The overall shift, however, is significant. As it stands now, people raiding on Normal have little reason to ever run a Heroic dungeon; the items it rewards are far too low-level to even touch what’s available in normal raids. In Legion, players who raid on Normal will still have a chance at upgrades from other content, giving those players more reasons to get out in the world and actually take part in content rather than logging in on Tuesday and avoiding the game for the rest of the week.

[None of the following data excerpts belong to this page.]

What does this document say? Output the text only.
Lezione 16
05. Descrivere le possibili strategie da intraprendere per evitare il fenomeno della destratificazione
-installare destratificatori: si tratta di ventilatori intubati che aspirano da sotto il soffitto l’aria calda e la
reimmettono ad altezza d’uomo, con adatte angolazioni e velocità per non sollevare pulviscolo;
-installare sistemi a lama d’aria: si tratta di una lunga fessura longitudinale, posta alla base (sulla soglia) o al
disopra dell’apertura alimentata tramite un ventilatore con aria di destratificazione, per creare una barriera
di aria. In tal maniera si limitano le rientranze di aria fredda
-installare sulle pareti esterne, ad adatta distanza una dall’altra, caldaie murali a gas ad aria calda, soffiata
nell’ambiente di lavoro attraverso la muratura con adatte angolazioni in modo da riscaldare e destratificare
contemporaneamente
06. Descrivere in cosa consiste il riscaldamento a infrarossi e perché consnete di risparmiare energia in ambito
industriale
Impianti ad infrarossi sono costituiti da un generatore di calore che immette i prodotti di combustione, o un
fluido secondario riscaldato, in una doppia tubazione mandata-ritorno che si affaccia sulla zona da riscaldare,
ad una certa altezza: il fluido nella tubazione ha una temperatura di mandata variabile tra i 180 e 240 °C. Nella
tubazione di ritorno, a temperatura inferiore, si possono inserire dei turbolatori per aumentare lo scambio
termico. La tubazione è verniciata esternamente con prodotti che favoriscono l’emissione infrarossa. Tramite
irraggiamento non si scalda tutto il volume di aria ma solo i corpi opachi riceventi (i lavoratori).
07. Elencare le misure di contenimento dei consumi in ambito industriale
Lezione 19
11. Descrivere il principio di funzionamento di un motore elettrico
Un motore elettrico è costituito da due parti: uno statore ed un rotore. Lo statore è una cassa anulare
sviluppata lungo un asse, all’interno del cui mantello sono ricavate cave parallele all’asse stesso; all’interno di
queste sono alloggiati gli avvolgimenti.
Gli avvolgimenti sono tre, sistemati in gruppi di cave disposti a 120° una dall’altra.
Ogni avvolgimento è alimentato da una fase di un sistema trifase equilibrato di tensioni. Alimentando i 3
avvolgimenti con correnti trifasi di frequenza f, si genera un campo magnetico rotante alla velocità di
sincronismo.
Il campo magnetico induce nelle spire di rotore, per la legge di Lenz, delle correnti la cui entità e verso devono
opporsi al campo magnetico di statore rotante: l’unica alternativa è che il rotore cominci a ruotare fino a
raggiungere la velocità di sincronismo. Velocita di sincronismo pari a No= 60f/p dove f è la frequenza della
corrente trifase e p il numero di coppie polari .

More data are obviously needed to know exactly how this will affect gearing in the long run, and the lack of any sort of token-buying system will still slow gear acquisition somewhat. A chestpiece might be upgraded to 895 in a lucky drop, but that doesn’t help much if it’s a plate chest and you’re on Demon Hunter. Still, it’s a major shift to the way that gearing in WoW has traditionally worked, and it’s going to change the dynamics of the game significantly. Before, you knew that someone with a few pieces of extremely high-level gear had been pulled along into a raid with friends. Now, that player might just have gotten very, very lucky repeatedly.